So I have gotten the test set to work fine and that is all peachy.

My problem is that in real life we would then take this model and we would have it run against a completely new row of data and produce a prediction against that data. Imagine we found new data on titanic passengers and we wanted to predict whether they survived or not.

What I want to work out is how to run learn.predict() on a new row and produce a result.

I have taken 1 row of the test set and held it aside in predict_df and then after I have run the full training I want to run the model against predict_df. This is where I am stuck.

garyLeung · May 7, 2019, 9:43pm

Hi everyone,

I am working on the titanic project as well and my accuracy was stuck around 0.82. I used similar method as the link shared : https://github.com/berndheidemann/notebooks_fastai/blob/master/titanic.ipynb

I tried to vary the layers in learner model and lr , but it doesn’t really help. I just wonder if you guys have any better method to handle this as the leaderboard has score 1. Do you know if they use stacked ML models as suggested in one of the kernels (https://www.kaggle.com/arthurtok/introduction-to-ensembling-stacking-in-python)

are there any ways we can do better with fastai model?

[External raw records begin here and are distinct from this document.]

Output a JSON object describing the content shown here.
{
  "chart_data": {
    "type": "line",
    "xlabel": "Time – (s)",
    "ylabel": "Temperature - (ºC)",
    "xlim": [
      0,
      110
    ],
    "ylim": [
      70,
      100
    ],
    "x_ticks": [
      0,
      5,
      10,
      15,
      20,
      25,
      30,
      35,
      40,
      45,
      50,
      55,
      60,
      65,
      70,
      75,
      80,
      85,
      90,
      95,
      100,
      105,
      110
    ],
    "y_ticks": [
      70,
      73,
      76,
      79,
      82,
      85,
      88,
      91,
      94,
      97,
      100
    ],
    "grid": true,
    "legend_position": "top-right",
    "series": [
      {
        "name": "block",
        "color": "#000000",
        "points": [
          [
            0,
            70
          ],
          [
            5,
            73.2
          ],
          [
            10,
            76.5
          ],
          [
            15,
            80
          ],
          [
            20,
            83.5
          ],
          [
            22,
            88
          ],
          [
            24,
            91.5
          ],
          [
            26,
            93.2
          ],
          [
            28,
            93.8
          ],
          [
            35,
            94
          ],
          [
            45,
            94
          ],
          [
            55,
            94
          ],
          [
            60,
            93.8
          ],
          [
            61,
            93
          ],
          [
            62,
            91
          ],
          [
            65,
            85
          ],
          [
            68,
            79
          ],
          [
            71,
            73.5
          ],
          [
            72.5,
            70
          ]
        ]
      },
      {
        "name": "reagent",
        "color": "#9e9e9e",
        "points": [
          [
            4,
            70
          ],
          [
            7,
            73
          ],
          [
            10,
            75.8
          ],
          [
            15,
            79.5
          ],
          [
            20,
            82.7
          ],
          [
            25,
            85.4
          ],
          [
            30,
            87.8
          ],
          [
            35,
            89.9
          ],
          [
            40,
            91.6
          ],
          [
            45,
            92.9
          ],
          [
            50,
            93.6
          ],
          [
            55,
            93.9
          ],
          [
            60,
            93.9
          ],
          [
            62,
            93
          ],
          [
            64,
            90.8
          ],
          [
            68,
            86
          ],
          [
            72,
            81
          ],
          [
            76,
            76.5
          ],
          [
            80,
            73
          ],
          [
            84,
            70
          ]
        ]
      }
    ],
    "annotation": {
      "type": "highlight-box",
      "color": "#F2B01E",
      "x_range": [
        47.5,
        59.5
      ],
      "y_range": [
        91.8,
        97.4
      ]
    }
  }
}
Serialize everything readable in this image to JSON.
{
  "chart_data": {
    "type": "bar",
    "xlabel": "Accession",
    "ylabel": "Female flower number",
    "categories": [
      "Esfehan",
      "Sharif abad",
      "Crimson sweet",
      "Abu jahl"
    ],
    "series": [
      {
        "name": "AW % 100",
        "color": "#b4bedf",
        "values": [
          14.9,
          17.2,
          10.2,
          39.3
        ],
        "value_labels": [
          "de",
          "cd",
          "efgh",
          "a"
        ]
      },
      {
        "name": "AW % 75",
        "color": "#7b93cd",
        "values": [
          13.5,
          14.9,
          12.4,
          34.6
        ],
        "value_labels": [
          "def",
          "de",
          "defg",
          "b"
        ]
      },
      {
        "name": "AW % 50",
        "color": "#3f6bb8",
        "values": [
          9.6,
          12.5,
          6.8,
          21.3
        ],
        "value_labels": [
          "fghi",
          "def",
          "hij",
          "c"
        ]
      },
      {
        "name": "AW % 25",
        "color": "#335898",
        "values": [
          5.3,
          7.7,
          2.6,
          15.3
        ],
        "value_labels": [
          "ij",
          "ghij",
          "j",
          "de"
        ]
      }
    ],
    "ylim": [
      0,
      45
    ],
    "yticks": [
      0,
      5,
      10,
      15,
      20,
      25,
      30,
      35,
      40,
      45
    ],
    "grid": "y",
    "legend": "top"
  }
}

ulat · July 8, 2019, 9:45am

Hi! I also want to improve my score. With a basic fast.ai tabular model I get a public score about 0.77***

Changing the number of training epochs and the layers sizes doesn’t really improve.

I added three boolean feature on the price-category of the fare.

I think the validation curve is really bad, isn’t it? Validation error only oscillates but doesn’t really go down while doing 200 epochs. (Similar curve with 100 or 20 epochs)